The changing behaviour series: two steps forward, one step back

Sitting here, in the middle of January amidst another lockdown, you could be forgiven for wishing that we were in a better place – and for feeling like you’re in the straight-to-DVD sequel for Groundhog Day. 

But we are in a better place. And I’m not simply talking about us as soon-to-be-recipients of a groundbreaking vaccine, but also as marketers. We’re in the position that we now have the benefit of nearly nine months of data that we can draw upon to get a better understanding of consumer behaviour. 

This wealth of data has helped in part to prevent the industry inertia, observed in the early weeks of the crisis, as we deal with further lockdowns across the continent. In this post from ‘The changing behaviour series’ we take a brief look at non-essential retail across three European markets: Italy, The Netherlands and UK to help identify the patterns of behaviour through multiple lockdowns. 

Following a second lockdown, the brief relaxation of restrictions in the UK at the end of last year, is a particularly valuable source of insight. It highlights what we can potentially expect in February and March, when consumers can once again indulge in some real-world retail therapy. 

Crucially, the second lockdown in November did not completely undo the recovery of store visitation that had started in June. In fact, visitation in December was in line with what we observed throughout October. In addition, even in the midst of national and local lockdown restrictions, visitation to essential verticals, such as grocery stores or pharmacies, has remained strong.

This performance is not just attributable to pent up or seasonal demand. In the UK, we have seen a consistent increase in monthly visitation, reflecting how familiar shoppers have become with retail in a post-COVID world.

In the Netherlands we have observed a similar pattern, with a considerable increase in visitation from September that reached its peak in December. This peak is particularly noteworthy given that non-essential stores were required to close from the 15th December.

It also appears to reflect a mixture of increasing consumer confidence and seasonal demand with the inevitability of a lockdown in the new year, encouraging consumers to make the most of the stores whilst they are open. 

We have repeatedly seen such scenes around the world in the last few months. Major shopping hubs suddenly bustle with people in response to abrupt openings or impending closures as consumers scramble to get their needs or satisfy pent up demand. 

The pattern of visitation and consumer behaviour leading up to a second lockdown suggests that the Netherlands will follow the pattern seen in the UK and see recovery restart from where it left off in December.

Italy, however, stands out from its peers, seeing an inverse pattern of visitation. Whilst recovery looked promising in May, following more than 2 months in lockdown, visitation remained relatively flat until Q4.  In November, regional restrictions in major urban areas led shopper levels to drop to their lowest point. 

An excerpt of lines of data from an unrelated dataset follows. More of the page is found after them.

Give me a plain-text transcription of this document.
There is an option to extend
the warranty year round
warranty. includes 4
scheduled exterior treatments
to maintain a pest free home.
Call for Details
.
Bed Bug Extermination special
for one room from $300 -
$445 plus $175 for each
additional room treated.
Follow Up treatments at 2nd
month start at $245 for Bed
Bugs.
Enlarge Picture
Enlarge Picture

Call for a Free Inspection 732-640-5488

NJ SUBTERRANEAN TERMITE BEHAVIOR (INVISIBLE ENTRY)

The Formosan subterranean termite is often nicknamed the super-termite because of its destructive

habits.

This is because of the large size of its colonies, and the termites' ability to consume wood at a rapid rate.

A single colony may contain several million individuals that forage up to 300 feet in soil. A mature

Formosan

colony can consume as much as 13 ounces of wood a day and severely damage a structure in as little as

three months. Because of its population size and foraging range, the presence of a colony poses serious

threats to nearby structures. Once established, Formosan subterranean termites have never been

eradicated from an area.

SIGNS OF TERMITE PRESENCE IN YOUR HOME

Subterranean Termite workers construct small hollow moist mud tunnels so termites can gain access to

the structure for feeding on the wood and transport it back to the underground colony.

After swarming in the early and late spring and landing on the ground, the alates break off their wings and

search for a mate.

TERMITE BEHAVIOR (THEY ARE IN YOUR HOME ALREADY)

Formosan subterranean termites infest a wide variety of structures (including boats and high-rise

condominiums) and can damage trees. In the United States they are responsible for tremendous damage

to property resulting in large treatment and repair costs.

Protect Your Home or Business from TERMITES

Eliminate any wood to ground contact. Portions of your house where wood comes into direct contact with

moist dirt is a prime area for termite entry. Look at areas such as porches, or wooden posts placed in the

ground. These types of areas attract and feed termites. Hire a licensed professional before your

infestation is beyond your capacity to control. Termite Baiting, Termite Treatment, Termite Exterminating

Although this retail overview suggests declining consumer confidence, examining the parallel automotive industry we potentially find the first green shoots of a changing consumer mindset. In December, for the first time post-crisis, new car dealerships outperformed repair shops in terms of visitation. This slight shift, from repair to purchase, could be an early indicator of greater financial confidence. 

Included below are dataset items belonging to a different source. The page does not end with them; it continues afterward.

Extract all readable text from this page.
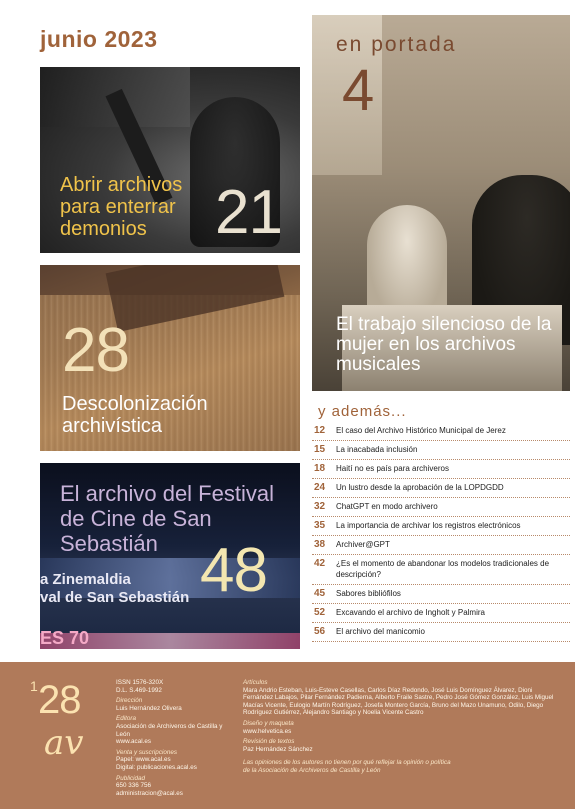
junio 2023
Abrir archivos para enterrar demonios	21
28
Descolonización archivística
El archivo del Festival de Cine de San Sebastián
a Zinemaldia
val de San Sebastián
ES 70
48
en portada
4
El trabajo silencioso de la mujer en los archivos musicales
y además...
12	El caso del Archivo Histórico Municipal de Jerez
15	La inacabada inclusión
18	Haití no es país para archiveros
24	Un lustro desde la aprobación de la LOPDGDD
32	ChatGPT en modo archivero
35	La importancia de archivar los registros electrónicos
38	Archiver@GPT
42	¿Es el momento de abandonar los modelos tradicionales de descripción?
45	Sabores bibliófilos
52	Excavando el archivo de Ingholt y Palmira
56	El archivo del manicomio
1 28
av
ISSN 1576-320X
D.L. S.469-1992
Dirección
Luis Hernández Olivera
Editora
Asociación de Archiveros de Castilla y León
www.acal.es
Venta y suscripciones
Papel: www.acal.es
Digital: publicaciones.acal.es
Publicidad
650 336 756
administracion@acal.es
Artículos
Mara Andrio Esteban, Luis-Esteve Casellas, Carlos Díaz Redondo, José Luis Domínguez Álvarez, Dioni Fernández Labajos, Pilar Fernández Padierna, Alberto Fraile Sastre, Pedro José Gómez González, Luis Miguel Macías Vicente, Eulogio Martín Rodríguez, Josefa Montero García, Bruno del Mazo Unamuno, Odilo, Diego Rodríguez Gutiérrez, Alejandro Santiago y Noelia Vicente Castro
Diseño y maqueta
www.helvetica.es
Revisión de textos
Paz Hernández Sánchez
Las opiniones de los autores no tienen por qué reflejar la opinión o política
de la Asociación de Archiveros de Castilla y León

However, in the current context the Italian consumer may still require more time to adjust to the post-COVID retail environment and recovery may lag slightly behind the European peers.

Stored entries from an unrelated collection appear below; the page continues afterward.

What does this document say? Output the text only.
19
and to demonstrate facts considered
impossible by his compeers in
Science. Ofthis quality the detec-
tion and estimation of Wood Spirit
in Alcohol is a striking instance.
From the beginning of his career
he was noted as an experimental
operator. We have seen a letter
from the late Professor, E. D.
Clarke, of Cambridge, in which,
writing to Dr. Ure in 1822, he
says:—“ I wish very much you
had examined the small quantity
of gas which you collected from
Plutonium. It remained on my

Consumer confidence has both a health and financial aspect.

With a vaccine both enabling businesses to reopen and make shopping a safer option once again, it would not be unfathomable to expect stores to reopen with visitation levels that exceed that which we have seen in 2020.

However as we have seen throughout the past 9 months those engaging with verticals in the physical world are not always representative of the average consumer and the ‘early embracers’ we saw quickly returning to stores, pubs and gyms could certainly be considered ‘atypical’. 

Even once the threat of COVID begins to recede the mental and financial scars will remain for many shoppers. It is important that brands continue to appropriately segment their offerings and activate media strategies that meet the needs of consumers across the spectrum from ‘early embracers’ to ‘shelter in placers’.